Misalnya, Dusun Kalen Kalong Desa Cikuntul, Desa Sumberjaya, Desa Ciparagejaya Kecamatan Tempuran, sampai Desa PasirJaya Kecamatan Cilamaya Kulon. Di daerah tersebut, lanjutnya, sekitar 500-700 hektar tanah sudah dikuasai pihak luar.
Ahmad menambahkan, pada tahun 2010, harga tanah di lokasi tersebut masih sekitar Rp50 juta per hektare atau Rp5.000 per meter persegi. Namun seiring rencana pembangunan pelabuhan, harga terus meningkat tajam, bahkan hingga Rp700 juta-800 juta per hektare.

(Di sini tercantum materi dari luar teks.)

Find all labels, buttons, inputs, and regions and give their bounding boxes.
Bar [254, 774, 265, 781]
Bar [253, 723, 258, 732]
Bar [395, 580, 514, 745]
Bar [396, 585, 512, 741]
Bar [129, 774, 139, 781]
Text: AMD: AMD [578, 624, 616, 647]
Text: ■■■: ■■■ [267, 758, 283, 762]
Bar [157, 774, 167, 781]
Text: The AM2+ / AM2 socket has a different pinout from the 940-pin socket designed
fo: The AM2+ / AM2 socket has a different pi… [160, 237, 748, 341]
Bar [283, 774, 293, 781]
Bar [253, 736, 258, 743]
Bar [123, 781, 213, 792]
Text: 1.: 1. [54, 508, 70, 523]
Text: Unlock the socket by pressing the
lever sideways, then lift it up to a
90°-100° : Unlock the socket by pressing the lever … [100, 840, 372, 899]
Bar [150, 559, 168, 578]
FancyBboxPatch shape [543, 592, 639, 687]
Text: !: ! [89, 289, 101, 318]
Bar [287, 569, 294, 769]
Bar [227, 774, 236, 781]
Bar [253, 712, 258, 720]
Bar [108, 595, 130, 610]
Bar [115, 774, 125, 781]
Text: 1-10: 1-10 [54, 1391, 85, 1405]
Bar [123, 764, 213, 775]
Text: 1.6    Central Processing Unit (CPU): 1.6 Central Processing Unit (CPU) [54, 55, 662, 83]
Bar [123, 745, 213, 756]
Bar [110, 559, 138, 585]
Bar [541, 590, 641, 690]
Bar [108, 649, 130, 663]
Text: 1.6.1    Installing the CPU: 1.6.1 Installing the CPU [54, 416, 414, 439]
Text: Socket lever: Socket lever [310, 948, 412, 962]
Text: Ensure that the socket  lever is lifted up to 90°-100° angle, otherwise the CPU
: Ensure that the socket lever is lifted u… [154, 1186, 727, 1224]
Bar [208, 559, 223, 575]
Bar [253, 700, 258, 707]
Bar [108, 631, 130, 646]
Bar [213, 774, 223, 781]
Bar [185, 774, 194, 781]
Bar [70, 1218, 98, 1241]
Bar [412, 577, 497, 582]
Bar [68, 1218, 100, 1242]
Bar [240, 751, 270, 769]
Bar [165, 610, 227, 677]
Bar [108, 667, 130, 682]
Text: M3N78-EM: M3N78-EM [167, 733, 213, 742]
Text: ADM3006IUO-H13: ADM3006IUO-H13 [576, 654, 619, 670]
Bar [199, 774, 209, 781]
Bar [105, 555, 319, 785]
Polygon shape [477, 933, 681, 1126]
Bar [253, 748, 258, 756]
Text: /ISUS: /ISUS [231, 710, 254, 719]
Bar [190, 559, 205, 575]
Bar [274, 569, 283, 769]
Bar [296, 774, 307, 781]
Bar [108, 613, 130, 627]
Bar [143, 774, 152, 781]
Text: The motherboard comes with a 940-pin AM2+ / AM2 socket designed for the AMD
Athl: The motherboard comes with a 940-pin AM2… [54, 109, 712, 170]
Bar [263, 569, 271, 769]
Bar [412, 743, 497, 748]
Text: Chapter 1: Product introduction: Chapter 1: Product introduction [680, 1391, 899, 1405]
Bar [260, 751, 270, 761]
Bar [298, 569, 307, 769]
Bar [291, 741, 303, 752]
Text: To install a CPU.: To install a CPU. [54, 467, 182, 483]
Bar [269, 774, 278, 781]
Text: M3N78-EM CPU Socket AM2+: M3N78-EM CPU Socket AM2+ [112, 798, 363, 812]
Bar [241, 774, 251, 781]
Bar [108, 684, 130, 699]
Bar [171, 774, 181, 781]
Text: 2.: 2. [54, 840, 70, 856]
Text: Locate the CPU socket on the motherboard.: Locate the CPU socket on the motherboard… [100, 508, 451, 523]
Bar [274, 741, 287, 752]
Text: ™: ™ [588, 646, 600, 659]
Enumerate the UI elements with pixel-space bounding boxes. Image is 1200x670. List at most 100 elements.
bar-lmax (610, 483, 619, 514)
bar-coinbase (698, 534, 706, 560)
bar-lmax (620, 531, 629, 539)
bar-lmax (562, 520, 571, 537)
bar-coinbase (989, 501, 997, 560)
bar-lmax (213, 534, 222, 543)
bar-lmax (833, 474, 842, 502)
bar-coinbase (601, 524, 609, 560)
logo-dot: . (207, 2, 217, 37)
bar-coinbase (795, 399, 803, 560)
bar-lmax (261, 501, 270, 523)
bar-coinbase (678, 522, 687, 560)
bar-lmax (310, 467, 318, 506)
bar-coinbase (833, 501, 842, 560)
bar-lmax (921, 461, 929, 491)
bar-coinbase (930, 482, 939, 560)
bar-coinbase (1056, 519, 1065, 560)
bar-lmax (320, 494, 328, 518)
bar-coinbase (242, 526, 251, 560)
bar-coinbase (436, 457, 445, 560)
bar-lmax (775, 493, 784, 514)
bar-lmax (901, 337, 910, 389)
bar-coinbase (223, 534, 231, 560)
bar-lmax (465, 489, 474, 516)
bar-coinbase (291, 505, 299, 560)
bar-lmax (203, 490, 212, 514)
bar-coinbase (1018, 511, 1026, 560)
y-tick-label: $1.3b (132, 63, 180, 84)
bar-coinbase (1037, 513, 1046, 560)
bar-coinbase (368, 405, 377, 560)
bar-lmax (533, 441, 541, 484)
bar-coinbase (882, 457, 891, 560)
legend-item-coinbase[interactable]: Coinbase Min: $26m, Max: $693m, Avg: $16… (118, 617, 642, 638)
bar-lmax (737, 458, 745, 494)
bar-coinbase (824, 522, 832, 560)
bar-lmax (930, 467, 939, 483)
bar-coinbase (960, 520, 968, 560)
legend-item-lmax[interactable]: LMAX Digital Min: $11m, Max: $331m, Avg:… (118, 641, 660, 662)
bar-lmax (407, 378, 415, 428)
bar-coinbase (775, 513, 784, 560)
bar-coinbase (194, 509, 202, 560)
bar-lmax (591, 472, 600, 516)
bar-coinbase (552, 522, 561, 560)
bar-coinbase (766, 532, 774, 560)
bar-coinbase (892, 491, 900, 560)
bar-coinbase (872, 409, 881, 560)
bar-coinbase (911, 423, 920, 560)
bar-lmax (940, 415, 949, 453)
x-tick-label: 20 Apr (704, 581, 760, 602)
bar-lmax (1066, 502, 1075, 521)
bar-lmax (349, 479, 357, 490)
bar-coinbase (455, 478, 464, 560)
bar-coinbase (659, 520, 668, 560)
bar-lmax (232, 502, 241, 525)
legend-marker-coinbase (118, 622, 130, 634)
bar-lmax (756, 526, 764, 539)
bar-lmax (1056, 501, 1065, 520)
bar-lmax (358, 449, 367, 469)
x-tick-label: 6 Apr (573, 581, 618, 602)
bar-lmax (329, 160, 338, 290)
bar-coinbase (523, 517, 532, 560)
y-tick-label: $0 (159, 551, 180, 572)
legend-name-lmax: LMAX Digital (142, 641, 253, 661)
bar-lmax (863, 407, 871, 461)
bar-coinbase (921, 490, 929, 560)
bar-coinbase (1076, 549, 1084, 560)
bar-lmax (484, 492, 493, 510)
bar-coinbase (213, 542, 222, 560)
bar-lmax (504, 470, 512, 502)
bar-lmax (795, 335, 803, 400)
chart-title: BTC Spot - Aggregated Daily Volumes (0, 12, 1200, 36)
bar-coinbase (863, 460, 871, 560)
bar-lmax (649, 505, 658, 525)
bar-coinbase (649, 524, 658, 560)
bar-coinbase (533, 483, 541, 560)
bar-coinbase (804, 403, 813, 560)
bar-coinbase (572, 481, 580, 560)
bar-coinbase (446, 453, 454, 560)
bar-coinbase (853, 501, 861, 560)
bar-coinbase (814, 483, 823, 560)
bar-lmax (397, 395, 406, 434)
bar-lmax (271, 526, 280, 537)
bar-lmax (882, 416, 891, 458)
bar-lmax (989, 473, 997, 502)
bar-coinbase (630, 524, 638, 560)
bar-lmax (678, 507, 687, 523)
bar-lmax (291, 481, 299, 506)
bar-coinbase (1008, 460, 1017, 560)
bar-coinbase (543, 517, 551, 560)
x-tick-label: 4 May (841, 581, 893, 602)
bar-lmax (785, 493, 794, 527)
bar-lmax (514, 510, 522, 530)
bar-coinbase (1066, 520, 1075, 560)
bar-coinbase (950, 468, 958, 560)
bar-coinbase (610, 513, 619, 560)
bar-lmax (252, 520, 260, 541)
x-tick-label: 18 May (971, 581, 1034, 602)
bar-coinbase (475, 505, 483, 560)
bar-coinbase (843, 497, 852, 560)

Mengenai jenis tanah yang diburu, bukan hanya tanah tambak namun juga tanah pertanian yang produktif. Tentu saja hal ini sangat ironis, karena padi area dekat pantai dikenal memiliki kualitas tinggi.
"Patok-patok merah itu tanda bahwa tanah tersebut sudah dijual," katanya.
Aksi para pejabat daerah dan pengusaha dalam membeli tanah-tanah di Cilamaya, tidak lepas dari peran jaringan mafia tanah yang begitu kuat di Cilamaya.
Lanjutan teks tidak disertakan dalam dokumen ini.